Found is also COO, and Markle is the CEO, the "head of the spreadsheets" and the one who hammered out the business plan.
While the name Twisted Irons doesn't have a specific story attached, Markle does have one tale about hitting a ball so hard with a new Big Bertha club that the clubhead broke off and flew even farther than the ball. Found fell to the ground laughing.
"It's really just a play on having a sh--ty golf game and deserving a better beer. That's our slogan, 'Your game deserves a better beer,'" said Markle, whose brewery joins Dewey Beach Country Club as one of a few golf-themed beer spots in the state not located on a course.
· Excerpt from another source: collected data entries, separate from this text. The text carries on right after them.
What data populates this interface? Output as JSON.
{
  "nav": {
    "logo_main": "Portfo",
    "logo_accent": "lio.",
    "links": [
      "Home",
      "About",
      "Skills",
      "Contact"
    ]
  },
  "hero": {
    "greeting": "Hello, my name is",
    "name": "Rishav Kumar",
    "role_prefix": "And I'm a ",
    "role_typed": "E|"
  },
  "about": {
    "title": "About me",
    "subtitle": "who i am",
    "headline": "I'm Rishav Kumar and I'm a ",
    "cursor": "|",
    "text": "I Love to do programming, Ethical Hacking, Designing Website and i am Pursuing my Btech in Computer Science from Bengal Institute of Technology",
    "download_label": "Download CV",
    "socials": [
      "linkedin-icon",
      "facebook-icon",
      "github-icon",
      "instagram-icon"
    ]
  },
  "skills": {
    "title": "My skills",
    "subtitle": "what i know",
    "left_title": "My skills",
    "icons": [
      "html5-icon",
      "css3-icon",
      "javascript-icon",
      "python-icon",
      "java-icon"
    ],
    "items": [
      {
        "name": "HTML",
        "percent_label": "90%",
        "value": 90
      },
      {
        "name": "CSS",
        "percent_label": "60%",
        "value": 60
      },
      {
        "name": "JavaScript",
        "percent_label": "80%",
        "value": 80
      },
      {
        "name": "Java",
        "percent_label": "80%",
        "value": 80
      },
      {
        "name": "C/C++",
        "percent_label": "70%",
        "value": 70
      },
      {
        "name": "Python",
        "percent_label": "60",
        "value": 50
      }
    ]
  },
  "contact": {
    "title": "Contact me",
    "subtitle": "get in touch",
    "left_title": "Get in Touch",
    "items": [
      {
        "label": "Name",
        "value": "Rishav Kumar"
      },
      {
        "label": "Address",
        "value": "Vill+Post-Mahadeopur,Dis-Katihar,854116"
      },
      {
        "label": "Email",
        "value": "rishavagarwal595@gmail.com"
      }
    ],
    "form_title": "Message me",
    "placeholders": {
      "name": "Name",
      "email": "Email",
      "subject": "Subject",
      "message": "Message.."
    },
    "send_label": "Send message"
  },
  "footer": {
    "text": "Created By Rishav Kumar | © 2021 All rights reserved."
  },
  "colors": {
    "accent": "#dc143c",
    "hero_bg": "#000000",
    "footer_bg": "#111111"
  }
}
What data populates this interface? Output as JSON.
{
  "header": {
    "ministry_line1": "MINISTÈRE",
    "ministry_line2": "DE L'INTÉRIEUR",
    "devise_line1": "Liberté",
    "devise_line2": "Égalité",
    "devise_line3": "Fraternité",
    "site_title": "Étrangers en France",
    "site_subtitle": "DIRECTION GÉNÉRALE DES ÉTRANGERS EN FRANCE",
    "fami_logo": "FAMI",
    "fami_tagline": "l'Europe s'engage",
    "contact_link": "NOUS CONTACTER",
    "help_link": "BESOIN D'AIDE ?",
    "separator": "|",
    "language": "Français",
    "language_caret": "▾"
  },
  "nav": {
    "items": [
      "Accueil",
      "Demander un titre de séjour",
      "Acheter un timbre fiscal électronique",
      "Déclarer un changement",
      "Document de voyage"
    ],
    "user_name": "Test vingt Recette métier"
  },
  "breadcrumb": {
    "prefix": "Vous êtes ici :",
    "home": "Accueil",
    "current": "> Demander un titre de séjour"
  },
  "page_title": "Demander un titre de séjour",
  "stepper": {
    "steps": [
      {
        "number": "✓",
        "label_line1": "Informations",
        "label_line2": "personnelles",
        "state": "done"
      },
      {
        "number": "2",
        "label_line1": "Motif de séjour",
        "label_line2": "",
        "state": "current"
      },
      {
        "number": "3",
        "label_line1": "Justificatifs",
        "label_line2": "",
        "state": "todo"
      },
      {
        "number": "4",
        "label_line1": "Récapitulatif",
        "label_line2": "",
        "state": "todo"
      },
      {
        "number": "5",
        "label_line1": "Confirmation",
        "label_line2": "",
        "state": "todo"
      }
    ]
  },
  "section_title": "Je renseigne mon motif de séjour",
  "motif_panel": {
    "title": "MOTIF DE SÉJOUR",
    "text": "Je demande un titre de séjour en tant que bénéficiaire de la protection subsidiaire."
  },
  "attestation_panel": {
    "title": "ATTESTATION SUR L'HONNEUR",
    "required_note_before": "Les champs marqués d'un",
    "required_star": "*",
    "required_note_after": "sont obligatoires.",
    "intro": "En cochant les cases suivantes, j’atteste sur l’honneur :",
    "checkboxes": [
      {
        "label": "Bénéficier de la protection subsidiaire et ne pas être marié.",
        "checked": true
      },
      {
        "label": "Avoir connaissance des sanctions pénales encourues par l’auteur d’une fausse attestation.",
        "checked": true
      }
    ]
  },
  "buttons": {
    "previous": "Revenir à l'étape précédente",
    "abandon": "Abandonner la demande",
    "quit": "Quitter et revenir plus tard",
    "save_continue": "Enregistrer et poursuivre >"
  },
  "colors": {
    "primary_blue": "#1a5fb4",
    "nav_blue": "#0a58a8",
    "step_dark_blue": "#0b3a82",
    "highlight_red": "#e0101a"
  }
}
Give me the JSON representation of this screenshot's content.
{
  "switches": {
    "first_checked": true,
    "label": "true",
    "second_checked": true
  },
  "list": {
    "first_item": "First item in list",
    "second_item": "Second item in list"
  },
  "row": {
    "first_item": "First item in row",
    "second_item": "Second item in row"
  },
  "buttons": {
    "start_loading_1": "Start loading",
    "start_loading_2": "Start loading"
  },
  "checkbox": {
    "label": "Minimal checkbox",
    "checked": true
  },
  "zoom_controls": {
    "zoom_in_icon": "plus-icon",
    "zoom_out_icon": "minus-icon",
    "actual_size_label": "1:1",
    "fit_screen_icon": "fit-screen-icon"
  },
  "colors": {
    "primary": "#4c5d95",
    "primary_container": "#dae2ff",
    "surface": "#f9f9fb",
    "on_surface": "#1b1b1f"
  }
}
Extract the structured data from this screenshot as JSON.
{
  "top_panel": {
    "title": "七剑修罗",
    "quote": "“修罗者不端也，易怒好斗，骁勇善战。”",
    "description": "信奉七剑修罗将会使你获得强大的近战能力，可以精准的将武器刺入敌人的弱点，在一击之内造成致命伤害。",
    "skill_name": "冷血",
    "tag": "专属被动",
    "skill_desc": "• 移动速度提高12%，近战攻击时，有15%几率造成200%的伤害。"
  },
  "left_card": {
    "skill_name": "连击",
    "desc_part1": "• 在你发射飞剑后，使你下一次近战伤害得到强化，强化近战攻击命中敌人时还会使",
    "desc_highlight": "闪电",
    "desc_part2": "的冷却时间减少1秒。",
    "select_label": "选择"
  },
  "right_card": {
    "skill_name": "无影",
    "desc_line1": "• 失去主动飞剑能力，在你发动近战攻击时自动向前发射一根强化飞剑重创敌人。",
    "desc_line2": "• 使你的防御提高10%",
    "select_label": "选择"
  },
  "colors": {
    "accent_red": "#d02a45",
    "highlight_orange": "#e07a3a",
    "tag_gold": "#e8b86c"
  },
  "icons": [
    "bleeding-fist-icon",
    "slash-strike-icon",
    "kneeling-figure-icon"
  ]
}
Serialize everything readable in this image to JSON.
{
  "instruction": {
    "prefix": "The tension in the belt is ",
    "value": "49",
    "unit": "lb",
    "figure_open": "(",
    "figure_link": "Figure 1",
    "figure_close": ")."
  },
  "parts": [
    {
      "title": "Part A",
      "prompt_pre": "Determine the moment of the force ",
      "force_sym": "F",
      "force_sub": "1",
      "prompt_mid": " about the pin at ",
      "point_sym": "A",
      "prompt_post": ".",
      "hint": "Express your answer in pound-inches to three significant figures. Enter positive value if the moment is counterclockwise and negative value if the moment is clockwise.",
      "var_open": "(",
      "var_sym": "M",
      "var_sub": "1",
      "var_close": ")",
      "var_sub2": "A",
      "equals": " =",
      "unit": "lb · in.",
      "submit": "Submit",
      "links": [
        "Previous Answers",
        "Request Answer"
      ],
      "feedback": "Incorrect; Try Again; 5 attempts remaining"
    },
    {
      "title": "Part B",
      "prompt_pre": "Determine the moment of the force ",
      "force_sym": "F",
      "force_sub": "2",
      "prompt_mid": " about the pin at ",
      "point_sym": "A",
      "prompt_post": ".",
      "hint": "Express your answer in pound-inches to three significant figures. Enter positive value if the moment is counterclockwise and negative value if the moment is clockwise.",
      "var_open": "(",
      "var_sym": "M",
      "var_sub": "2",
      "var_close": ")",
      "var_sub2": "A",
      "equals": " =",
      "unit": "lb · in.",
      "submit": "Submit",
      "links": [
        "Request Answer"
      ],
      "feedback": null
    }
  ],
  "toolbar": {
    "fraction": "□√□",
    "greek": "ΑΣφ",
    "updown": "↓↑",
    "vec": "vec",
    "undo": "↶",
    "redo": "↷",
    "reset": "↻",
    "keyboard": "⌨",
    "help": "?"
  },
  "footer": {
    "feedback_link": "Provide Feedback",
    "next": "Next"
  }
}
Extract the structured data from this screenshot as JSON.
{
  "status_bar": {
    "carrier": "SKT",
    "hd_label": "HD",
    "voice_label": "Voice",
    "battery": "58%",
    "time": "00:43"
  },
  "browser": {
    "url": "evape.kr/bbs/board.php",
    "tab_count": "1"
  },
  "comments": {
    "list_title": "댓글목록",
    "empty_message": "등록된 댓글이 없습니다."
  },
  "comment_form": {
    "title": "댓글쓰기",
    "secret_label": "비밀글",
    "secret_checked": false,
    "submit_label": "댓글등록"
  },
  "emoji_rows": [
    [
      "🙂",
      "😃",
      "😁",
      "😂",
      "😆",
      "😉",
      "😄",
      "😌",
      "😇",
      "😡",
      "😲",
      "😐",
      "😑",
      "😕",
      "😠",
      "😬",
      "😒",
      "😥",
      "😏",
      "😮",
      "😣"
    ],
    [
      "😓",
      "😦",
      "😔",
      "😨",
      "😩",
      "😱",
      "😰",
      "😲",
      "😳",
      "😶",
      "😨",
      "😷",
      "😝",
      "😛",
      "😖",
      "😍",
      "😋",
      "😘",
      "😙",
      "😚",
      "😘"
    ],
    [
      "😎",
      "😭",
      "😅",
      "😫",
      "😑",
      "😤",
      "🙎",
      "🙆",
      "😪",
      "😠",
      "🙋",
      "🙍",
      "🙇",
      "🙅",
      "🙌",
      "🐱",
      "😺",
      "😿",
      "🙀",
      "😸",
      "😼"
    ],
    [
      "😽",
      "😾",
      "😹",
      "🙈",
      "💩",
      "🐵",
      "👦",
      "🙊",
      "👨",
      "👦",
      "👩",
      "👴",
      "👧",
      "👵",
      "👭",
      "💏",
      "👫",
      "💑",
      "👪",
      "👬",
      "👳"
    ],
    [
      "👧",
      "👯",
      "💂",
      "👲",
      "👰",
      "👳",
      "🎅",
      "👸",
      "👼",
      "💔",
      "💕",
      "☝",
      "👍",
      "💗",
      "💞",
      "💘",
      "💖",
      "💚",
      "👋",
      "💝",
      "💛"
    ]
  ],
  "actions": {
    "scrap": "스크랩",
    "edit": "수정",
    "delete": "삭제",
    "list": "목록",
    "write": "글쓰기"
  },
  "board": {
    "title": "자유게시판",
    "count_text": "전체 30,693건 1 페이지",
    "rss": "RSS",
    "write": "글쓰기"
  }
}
He stressed that the brewery isn't exclusively for golfers – it's just their favorite sport to play. Visitors can also expect to find sports playing on the five large-screen televisions.
A glowing version of their logo is centered on a wall made of reclaimed wood and brick that makes up the backdrop of the bar, which will host food trucks and live music.
They have also partnered with 2ndKitchen, a business that helps breweries and bars without kitchens to team up with local restaurants. Beer-drinkers will be able to scan a QR code on their table and order food from the nearby Capriotti's Sandwich Shop — orders that will be delivered directly to your seat.
Twisted Irons is cannonballing into an increasingly busy brewing scene in the state, which now boasts more than 30 breweries, ranging from big boys Dogfish Head and Iron Hill to small microbreweries like Middletown's Volunteer Brewing Co. and Dewey Beach's 38º-75º Brewing.
According to delawarebeerhistory.com, three additional breweries are slated for a 2021 opening in Delaware: JAKL Beer Works (Middletown), 1937 Brewery Co. (Delaware Park Casino, Stanton) and Dewey Beer Co.'s new location in Harbeson. Dogfish Head will be opening a new brewery this year as well, but not in the First State. It's located in Miami.
So did Markle and Found have a massive case of fear of missing out as they watched the state's brewing world explode over the past two decades? Not quite.
"I don't remember a specific FOMO thing, but I do remember thinking two or three times, 'I could do that,'" Found said.
When they finally decided to pull the trigger, the pandemic hit during renovations, causing a ripple of delays and expenses.
"It was a great learning opportunity for patience," Found said before Markle immediately interjected: "And spending an exorbitant amount of money.